First, the “Devil’s Triangle” is one of the two places on earth that a magnetic compass does point towards true north. Normally it points toward magnetic north. The difference between the two is known as compass variation. The amount of variation changes by as much as 20 degrees as one circumnavigates the earth. If this compass variation or error is not compensated for, a navigator could find himself far off course and in deep trouble.

Many explanations have cited unusual magnetic properties within the boundaries of the Triangle. Although the world’s magnetic fields are in constant flux, the “Bermuda Triangle” has remained relatively undisturbed.  It is true that some exceptional magnetic values have been reported within the Triangle, but none to make the Triangle more unusual than any other place on Earth.

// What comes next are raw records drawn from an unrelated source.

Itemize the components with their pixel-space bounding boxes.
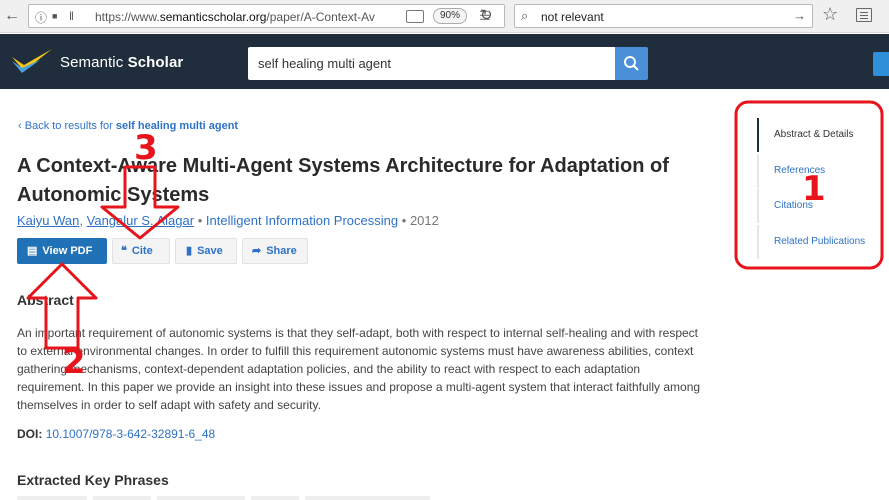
abstract-heading: Abstract: [17, 292, 74, 308]
doi-label: DOI:: [17, 427, 43, 441]
meta-separator: •: [197, 213, 203, 228]
bookmark-icon: ▮: [186, 245, 193, 257]
share-label: Share: [266, 245, 297, 257]
site-search-button[interactable]: [615, 47, 648, 80]
go-arrow-icon[interactable]: →: [793, 8, 806, 23]
abstract-text: An important requirement of autonomic sy…: [17, 326, 701, 412]
pdf-icon: ▤: [27, 245, 38, 257]
site-search-input[interactable]: self healing multi agent: [248, 47, 616, 80]
header-menu-button[interactable]: [873, 52, 889, 76]
browser-search-input[interactable]: ⌕ not relevant →: [514, 4, 813, 28]
key-phrase-chip[interactable]: [157, 496, 245, 500]
cite-button[interactable]: ❝ Cite: [112, 238, 170, 264]
quote-icon: ❝: [121, 245, 127, 257]
key-phrase-chip[interactable]: [93, 496, 151, 500]
logo-text[interactable]: Semantic Scholar: [60, 54, 183, 71]
logo-text-light: Semantic: [60, 54, 124, 71]
chevron-left-icon: ‹: [18, 120, 22, 132]
doi-line: DOI: 10.1007/978-3-642-32891-6_48: [17, 427, 215, 441]
browser-search-value: not relevant: [541, 10, 604, 24]
url-path: /paper/A-Context-Av: [266, 10, 375, 24]
paper-meta: Kaiyu Wan, Vangalur S. Alagar • Intellig…: [17, 213, 439, 228]
annotation-label-1: 1: [802, 169, 826, 209]
author-link[interactable]: Kaiyu Wan: [17, 213, 79, 228]
search-icon: [624, 56, 639, 71]
author-separator: ,: [79, 213, 84, 228]
side-nav-related-publications[interactable]: Related Publications: [757, 225, 877, 259]
share-button[interactable]: ➦ Share: [242, 238, 308, 264]
url-bar[interactable]: ⓘ ■ ‖ https://www.semanticscholar.org/pa…: [28, 4, 505, 28]
annotation-label-2: 2: [62, 342, 86, 382]
logo-icon[interactable]: [10, 47, 54, 77]
venue-link[interactable]: Intelligent Information Processing: [206, 213, 398, 228]
site-header: Semantic Scholar self healing multi agen…: [0, 34, 889, 89]
cite-label: Cite: [131, 245, 153, 257]
tracking-icon[interactable]: ‖: [69, 9, 74, 23]
reload-icon[interactable]: ↻: [480, 6, 493, 24]
browser-toolbar: ← ⓘ ■ ‖ https://www.semanticscholar.org/…: [0, 0, 889, 33]
info-icon[interactable]: ⓘ: [35, 9, 47, 26]
url-prefix: https://www.: [95, 10, 160, 24]
save-label: Save: [197, 245, 223, 257]
paper-year: 2012: [409, 213, 439, 228]
paper-title: A Context-Aware Multi-Agent Systems Arch…: [17, 155, 669, 206]
side-nav-abstract-details[interactable]: Abstract & Details: [757, 118, 877, 152]
lock-icon: ■: [52, 11, 58, 21]
library-icon[interactable]: [856, 8, 872, 22]
site-search-value: self healing multi agent: [258, 56, 391, 71]
search-icon: ⌕: [521, 8, 529, 23]
annotation-label-3: 3: [134, 128, 158, 168]
back-prefix: Back to results for: [24, 120, 113, 132]
key-phrase-chip[interactable]: [305, 496, 430, 500]
save-button[interactable]: ▮ Save: [175, 238, 237, 264]
key-phrase-chip[interactable]: [17, 496, 87, 500]
url-domain: semanticscholar.org: [159, 10, 267, 24]
back-arrow-icon[interactable]: ←: [2, 6, 22, 26]
doi-link[interactable]: 10.1007/978-3-642-32891-6_48: [46, 427, 215, 441]
url-text[interactable]: https://www.semanticscholar.org/paper/A-…: [95, 10, 405, 24]
key-phrase-chip[interactable]: [251, 496, 299, 500]
view-pdf-button[interactable]: ▤ View PDF: [17, 238, 107, 264]
author-link[interactable]: Vangalur S. Alagar: [87, 213, 194, 228]
reader-view-icon[interactable]: [406, 10, 424, 23]
zoom-level[interactable]: 90%: [433, 8, 467, 24]
star-icon[interactable]: ☆: [822, 4, 838, 25]
share-icon: ➦: [252, 245, 262, 257]
logo-text-bold: Scholar: [127, 54, 184, 71]
view-pdf-label: View PDF: [42, 245, 93, 257]
key-phrases-heading: Extracted Key Phrases: [17, 472, 169, 488]
back-to-results-link[interactable]: ‹ Back to results for self healing multi…: [18, 120, 238, 132]
meta-separator: •: [401, 213, 407, 228]
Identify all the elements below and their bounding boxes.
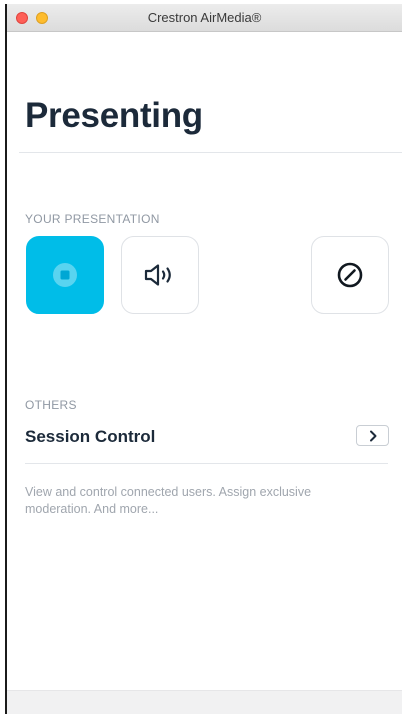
others-label: OTHERS	[25, 398, 77, 412]
session-control-divider	[25, 463, 388, 464]
chevron-right-icon	[369, 430, 376, 441]
page-title: Presenting	[25, 96, 203, 135]
window-footer	[7, 690, 402, 714]
session-control-title: Session Control	[25, 427, 156, 446]
your-presentation-label: YOUR PRESENTATION	[25, 212, 160, 226]
title-bar: Crestron AirMedia®	[7, 4, 402, 32]
speaker-icon	[144, 264, 171, 286]
header-divider	[19, 152, 402, 153]
disconnect-button[interactable]	[311, 236, 389, 314]
session-control-open-button[interactable]	[356, 425, 389, 446]
window-title: Crestron AirMedia®	[147, 10, 262, 25]
audio-button[interactable]	[121, 236, 199, 314]
stop-icon	[53, 263, 77, 287]
prohibited-icon	[337, 262, 363, 288]
stop-presenting-button[interactable]	[26, 236, 104, 314]
session-control-description: View and control connected users. Assign…	[25, 485, 312, 516]
app-window: Crestron AirMedia® Presenting YOUR PRESE…	[5, 4, 402, 714]
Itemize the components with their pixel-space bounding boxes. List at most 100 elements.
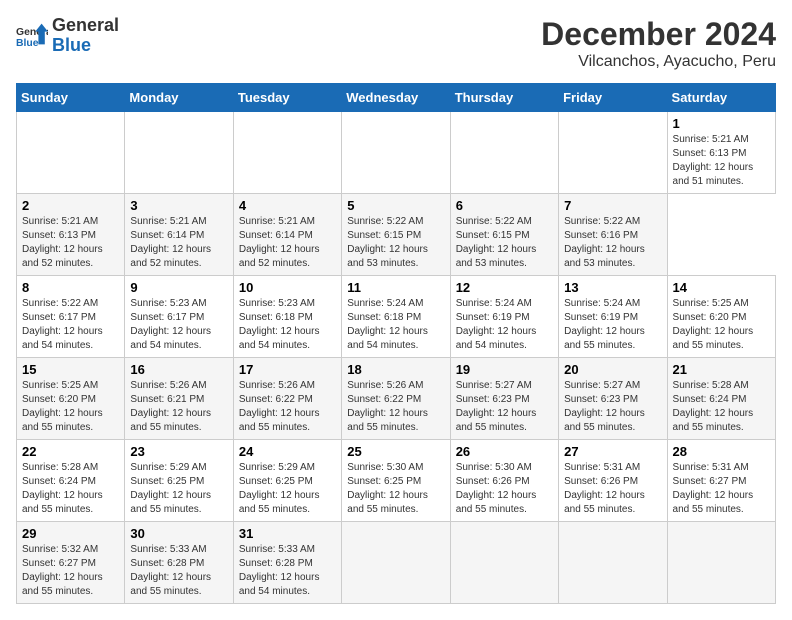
day-number: 25 <box>347 444 444 459</box>
day-number: 8 <box>22 280 119 295</box>
calendar-cell: 19 Sunrise: 5:27 AMSunset: 6:23 PMDaylig… <box>450 358 558 440</box>
logo: General Blue General Blue <box>16 16 119 56</box>
day-number: 30 <box>130 526 227 541</box>
calendar-cell-empty <box>450 522 558 604</box>
day-number: 22 <box>22 444 119 459</box>
calendar-cell: 16 Sunrise: 5:26 AMSunset: 6:21 PMDaylig… <box>125 358 233 440</box>
day-number: 9 <box>130 280 227 295</box>
day-of-week-header: Wednesday <box>342 84 450 112</box>
day-number: 31 <box>239 526 336 541</box>
calendar-cell: 9 Sunrise: 5:23 AMSunset: 6:17 PMDayligh… <box>125 276 233 358</box>
calendar-cell: 1 Sunrise: 5:21 AMSunset: 6:13 PMDayligh… <box>667 112 775 194</box>
calendar-cell-empty <box>450 112 558 194</box>
calendar-cell: 7 Sunrise: 5:22 AMSunset: 6:16 PMDayligh… <box>559 194 667 276</box>
day-info: Sunrise: 5:23 AMSunset: 6:18 PMDaylight:… <box>239 297 336 353</box>
calendar-cell: 31 Sunrise: 5:33 AMSunset: 6:28 PMDaylig… <box>233 522 341 604</box>
calendar-cell: 3 Sunrise: 5:21 AMSunset: 6:14 PMDayligh… <box>125 194 233 276</box>
calendar-cell: 18 Sunrise: 5:26 AMSunset: 6:22 PMDaylig… <box>342 358 450 440</box>
day-number: 29 <box>22 526 119 541</box>
day-info: Sunrise: 5:30 AMSunset: 6:26 PMDaylight:… <box>456 461 553 517</box>
calendar-cell-empty <box>342 522 450 604</box>
day-info: Sunrise: 5:26 AMSunset: 6:22 PMDaylight:… <box>239 379 336 435</box>
calendar-week-row: 1 Sunrise: 5:21 AMSunset: 6:13 PMDayligh… <box>17 112 776 194</box>
calendar-cell: 15 Sunrise: 5:25 AMSunset: 6:20 PMDaylig… <box>17 358 125 440</box>
page-subtitle: Vilcanchos, Ayacucho, Peru <box>541 53 776 71</box>
day-info: Sunrise: 5:22 AMSunset: 6:15 PMDaylight:… <box>347 215 444 271</box>
day-info: Sunrise: 5:24 AMSunset: 6:19 PMDaylight:… <box>456 297 553 353</box>
day-info: Sunrise: 5:31 AMSunset: 6:26 PMDaylight:… <box>564 461 661 517</box>
day-info: Sunrise: 5:24 AMSunset: 6:19 PMDaylight:… <box>564 297 661 353</box>
logo-text: General Blue <box>52 16 119 56</box>
day-of-week-header: Tuesday <box>233 84 341 112</box>
calendar-body: 1 Sunrise: 5:21 AMSunset: 6:13 PMDayligh… <box>17 112 776 604</box>
day-info: Sunrise: 5:28 AMSunset: 6:24 PMDaylight:… <box>673 379 770 435</box>
day-info: Sunrise: 5:23 AMSunset: 6:17 PMDaylight:… <box>130 297 227 353</box>
calendar-cell: 13 Sunrise: 5:24 AMSunset: 6:19 PMDaylig… <box>559 276 667 358</box>
calendar-cell: 25 Sunrise: 5:30 AMSunset: 6:25 PMDaylig… <box>342 440 450 522</box>
day-number: 15 <box>22 362 119 377</box>
calendar-cell: 4 Sunrise: 5:21 AMSunset: 6:14 PMDayligh… <box>233 194 341 276</box>
day-of-week-header: Friday <box>559 84 667 112</box>
calendar-header: SundayMondayTuesdayWednesdayThursdayFrid… <box>17 84 776 112</box>
calendar-cell: 23 Sunrise: 5:29 AMSunset: 6:25 PMDaylig… <box>125 440 233 522</box>
calendar-cell: 24 Sunrise: 5:29 AMSunset: 6:25 PMDaylig… <box>233 440 341 522</box>
calendar-cell: 30 Sunrise: 5:33 AMSunset: 6:28 PMDaylig… <box>125 522 233 604</box>
day-info: Sunrise: 5:26 AMSunset: 6:21 PMDaylight:… <box>130 379 227 435</box>
calendar-week-row: 15 Sunrise: 5:25 AMSunset: 6:20 PMDaylig… <box>17 358 776 440</box>
day-info: Sunrise: 5:24 AMSunset: 6:18 PMDaylight:… <box>347 297 444 353</box>
calendar-week-row: 22 Sunrise: 5:28 AMSunset: 6:24 PMDaylig… <box>17 440 776 522</box>
day-number: 18 <box>347 362 444 377</box>
calendar-cell: 10 Sunrise: 5:23 AMSunset: 6:18 PMDaylig… <box>233 276 341 358</box>
page-header: General Blue General Blue December 2024 … <box>16 16 776 71</box>
calendar-cell: 26 Sunrise: 5:30 AMSunset: 6:26 PMDaylig… <box>450 440 558 522</box>
day-number: 11 <box>347 280 444 295</box>
day-number: 19 <box>456 362 553 377</box>
calendar-cell: 14 Sunrise: 5:25 AMSunset: 6:20 PMDaylig… <box>667 276 775 358</box>
calendar-week-row: 2 Sunrise: 5:21 AMSunset: 6:13 PMDayligh… <box>17 194 776 276</box>
day-number: 10 <box>239 280 336 295</box>
day-number: 24 <box>239 444 336 459</box>
calendar-cell-empty <box>667 522 775 604</box>
day-number: 20 <box>564 362 661 377</box>
calendar-table: SundayMondayTuesdayWednesdayThursdayFrid… <box>16 83 776 604</box>
day-info: Sunrise: 5:29 AMSunset: 6:25 PMDaylight:… <box>130 461 227 517</box>
day-number: 21 <box>673 362 770 377</box>
calendar-cell: 2 Sunrise: 5:21 AMSunset: 6:13 PMDayligh… <box>17 194 125 276</box>
day-number: 14 <box>673 280 770 295</box>
day-info: Sunrise: 5:30 AMSunset: 6:25 PMDaylight:… <box>347 461 444 517</box>
day-info: Sunrise: 5:25 AMSunset: 6:20 PMDaylight:… <box>22 379 119 435</box>
day-info: Sunrise: 5:22 AMSunset: 6:16 PMDaylight:… <box>564 215 661 271</box>
day-of-week-header: Sunday <box>17 84 125 112</box>
day-info: Sunrise: 5:31 AMSunset: 6:27 PMDaylight:… <box>673 461 770 517</box>
day-number: 28 <box>673 444 770 459</box>
calendar-cell: 5 Sunrise: 5:22 AMSunset: 6:15 PMDayligh… <box>342 194 450 276</box>
calendar-cell: 17 Sunrise: 5:26 AMSunset: 6:22 PMDaylig… <box>233 358 341 440</box>
day-info: Sunrise: 5:21 AMSunset: 6:13 PMDaylight:… <box>673 133 770 189</box>
day-number: 4 <box>239 198 336 213</box>
calendar-cell: 27 Sunrise: 5:31 AMSunset: 6:26 PMDaylig… <box>559 440 667 522</box>
calendar-week-row: 29 Sunrise: 5:32 AMSunset: 6:27 PMDaylig… <box>17 522 776 604</box>
calendar-cell: 6 Sunrise: 5:22 AMSunset: 6:15 PMDayligh… <box>450 194 558 276</box>
day-number: 27 <box>564 444 661 459</box>
day-of-week-header: Monday <box>125 84 233 112</box>
calendar-cell-empty <box>125 112 233 194</box>
calendar-cell: 20 Sunrise: 5:27 AMSunset: 6:23 PMDaylig… <box>559 358 667 440</box>
day-info: Sunrise: 5:29 AMSunset: 6:25 PMDaylight:… <box>239 461 336 517</box>
day-number: 17 <box>239 362 336 377</box>
day-info: Sunrise: 5:25 AMSunset: 6:20 PMDaylight:… <box>673 297 770 353</box>
day-info: Sunrise: 5:32 AMSunset: 6:27 PMDaylight:… <box>22 543 119 599</box>
day-number: 23 <box>130 444 227 459</box>
day-info: Sunrise: 5:21 AMSunset: 6:13 PMDaylight:… <box>22 215 119 271</box>
day-number: 5 <box>347 198 444 213</box>
calendar-cell-empty <box>233 112 341 194</box>
calendar-week-row: 8 Sunrise: 5:22 AMSunset: 6:17 PMDayligh… <box>17 276 776 358</box>
day-info: Sunrise: 5:27 AMSunset: 6:23 PMDaylight:… <box>456 379 553 435</box>
day-info: Sunrise: 5:28 AMSunset: 6:24 PMDaylight:… <box>22 461 119 517</box>
day-info: Sunrise: 5:22 AMSunset: 6:17 PMDaylight:… <box>22 297 119 353</box>
calendar-cell: 11 Sunrise: 5:24 AMSunset: 6:18 PMDaylig… <box>342 276 450 358</box>
logo-icon: General Blue <box>16 22 48 50</box>
day-number: 26 <box>456 444 553 459</box>
day-info: Sunrise: 5:27 AMSunset: 6:23 PMDaylight:… <box>564 379 661 435</box>
day-info: Sunrise: 5:26 AMSunset: 6:22 PMDaylight:… <box>347 379 444 435</box>
svg-text:Blue: Blue <box>16 38 39 49</box>
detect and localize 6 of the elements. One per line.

The modern Bermuda Triangle legend didn’t get started until 1950 when an article written by Edward Van Winkle Jones was published by the Associated Press. Jones reported several incidences of disappearing ships and planes in the Bermuda Triangle, including five US Navy torpedo bombers that vanished on December 5, 1945, and the commercial airliners “Star Tiger” and “Star Ariel” which disappeared on January 30, 1948 and January 17, 1949 respectively. All told, about 135 individuals were unaccounted for, and they all went missing around the Bermuda Triangle. As Jones said, “they were swallowed without a trace.”

It was a 1955 book, The Case for the UFO, by M. K. Jessup that started pointing fingers at alien life forms. After all, no bodies or wreckage had yet been discovered. By 1964, Vincent H. Gaddis—who coined the term “Bermuda Triangle”—wrote an article saying over 1000 lives had been claimed by the area. He also agreed that it was a “pattern of strange events.” The Bermuda Triangle obsession hit its peak in the early 1970s with the publication of several paperback books about the topic, including  The Bermuda Triangle Mystery: Solved in 1975, argued that other authors had exaggerated their numbers and hadn’t done any proper research. They presented some disappearance cases as “mysteries” when they weren’t mysteries at all, and some reported cases hadn’t even happened within the Bermuda Triangle.